Kubernetes uses control plane interfaces to interact with external storage via volume plugins. These plugins decouple and abstract away storage and grant storage portability.

Important

Volume plugins can be deployed on a cluster anytime allowing users with the ability to dynamically add support for their preferred storage provider


Dynamic Provisioning

With dynamic provisioning, the cluster admin has to just create multiple profiles of storage. When a developer requests a PVC, depending on the requirements of the request, one of these templates is created at the time of the request, and attached to the pod.


Lifecycle of Dynamic Storage

Dynamic provisioning of volumes can free applications from worring about storage models altogether. Instead, they can leverage the existing Kubernetes framework to manage the volume lifecycle.

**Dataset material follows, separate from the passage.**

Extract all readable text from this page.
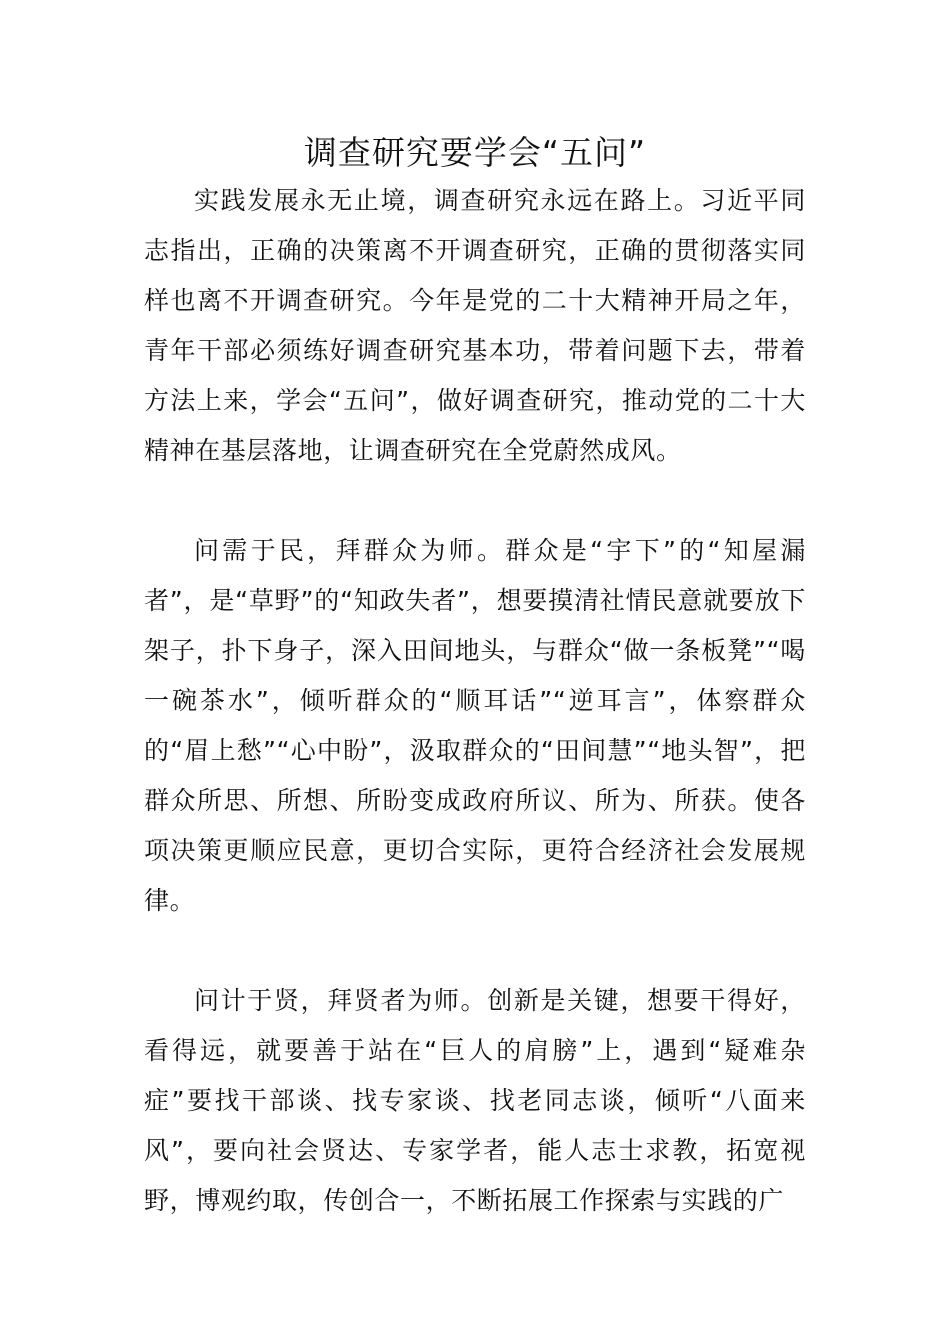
调查研究要学会“五问”

实践发展永无止境，调查研究永远在路上。习近平同志指出，正确的决策离不开调查研究，正确的贯彻落实同样也离不开调查研究。今年是党的二十大精神开局之年，青年干部必须练好调查研究基本功，带着问题下去，带着方法上来，学会“五问”，做好调查研究，推动党的二十大精神在基层落地，让调查研究在全党蔚然成风。

问需于民，拜群众为师。群众是“宇下”的“知屋漏者”，是“草野”的“知政失者”，想要摸清社情民意就要放下架子，扑下身子，深入田间地头，与群众“做一条板凳”“喝一碗茶水”，倾听群众的“顺耳话”“逆耳言”，体察群众的“眉上愁”“心中盼”，汲取群众的“田间慧”“地头智”，把群众所思、所想、所盼变成政府所议、所为、所获。使各项决策更顺应民意，更切合实际，更符合经济社会发展规律。

问计于贤，拜贤者为师。创新是关键，想要干得好，看得远，就要善于站在“巨人的肩膀”上，遇到“疑难杂症”要找干部谈、找专家谈、找老同志谈，倾听“八面来风”，要向社会贤达、专家学者，能人志士求教，拓宽视野，博观约取，传创合一，不断拓展工作探索与实践的广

The general sequence that is followed for the lifecycle of dynamic storage is as follows:

  • A pod is created which references a PersistentVolumeClaim (PVC) by the user.
  • A PVC is created by the user, and is unbound.
  • If the binding mode = wait for first consumer, nothing is done.
  • Else, the StorageClass of the claim is checked by the Kubernetes volume controller and if known, a volume is created.
  • There is now a PersistentVolume, which is bound to the PVC (see above)
  • The pod created is now scheduled to run on a node, and the kubelet on that node mounts the volume when the container is started.

Storage Classes

Storage Classes are a prerequisite for dynamic provisioning, and there are several options in the StorageClass API definition that allow you to communicate preferred storage semantics in a uniform manner to a Kubernetes cluster.

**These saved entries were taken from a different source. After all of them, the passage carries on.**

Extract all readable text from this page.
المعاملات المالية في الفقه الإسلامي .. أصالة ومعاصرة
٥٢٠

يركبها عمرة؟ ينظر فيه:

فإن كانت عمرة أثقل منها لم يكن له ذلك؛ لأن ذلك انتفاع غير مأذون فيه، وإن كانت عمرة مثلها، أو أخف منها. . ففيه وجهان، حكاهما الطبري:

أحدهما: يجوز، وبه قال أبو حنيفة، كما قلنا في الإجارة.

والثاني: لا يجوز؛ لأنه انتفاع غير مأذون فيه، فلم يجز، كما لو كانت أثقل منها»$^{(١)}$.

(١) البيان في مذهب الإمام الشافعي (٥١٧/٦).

A few things to consider wrt storage classes

  1. StorageClasses is an interface for defining storage requirements of a pod, not an implementation
  2. StorageClasses are declarative whereas PersistentVolumes are imperative.
  3. PersistentVolumeClaims can be fulfilled without a StorageClass.
  4. StorageClasses require a provisioner which understands them.

Integrations

Controller provisioned upstream Kubernetes clusters provide cluster administrators turnkey integrations storage integrations where they can easily make multiple storageclasses available to applications.

Local Storage

The controller provides a turnkey integration with OpenEBS's Dynamic Persistent Volume (PV) provisioner for k8s local volumes. These storage volumes are available only from a single node.

Ideal workload types are

  • Replicated databases like MongoDB, Cassandra etc.
  • Stateful workloads that can be configured with their own high-availability configuration like Elastic, Minio
  • Edge workloads that typically run on a single node or in Single node Kubernetes Clusters.

Distributed Storage

The controller provides a turnkey integration with GlusterFS for distributed, networked storage.

Ideal workload types are stateful workloads that need access to the underlying PV across all nodes in the cluster. i.e. K8s should be able to schedule the workload's pods on any node on the cluster without constraints.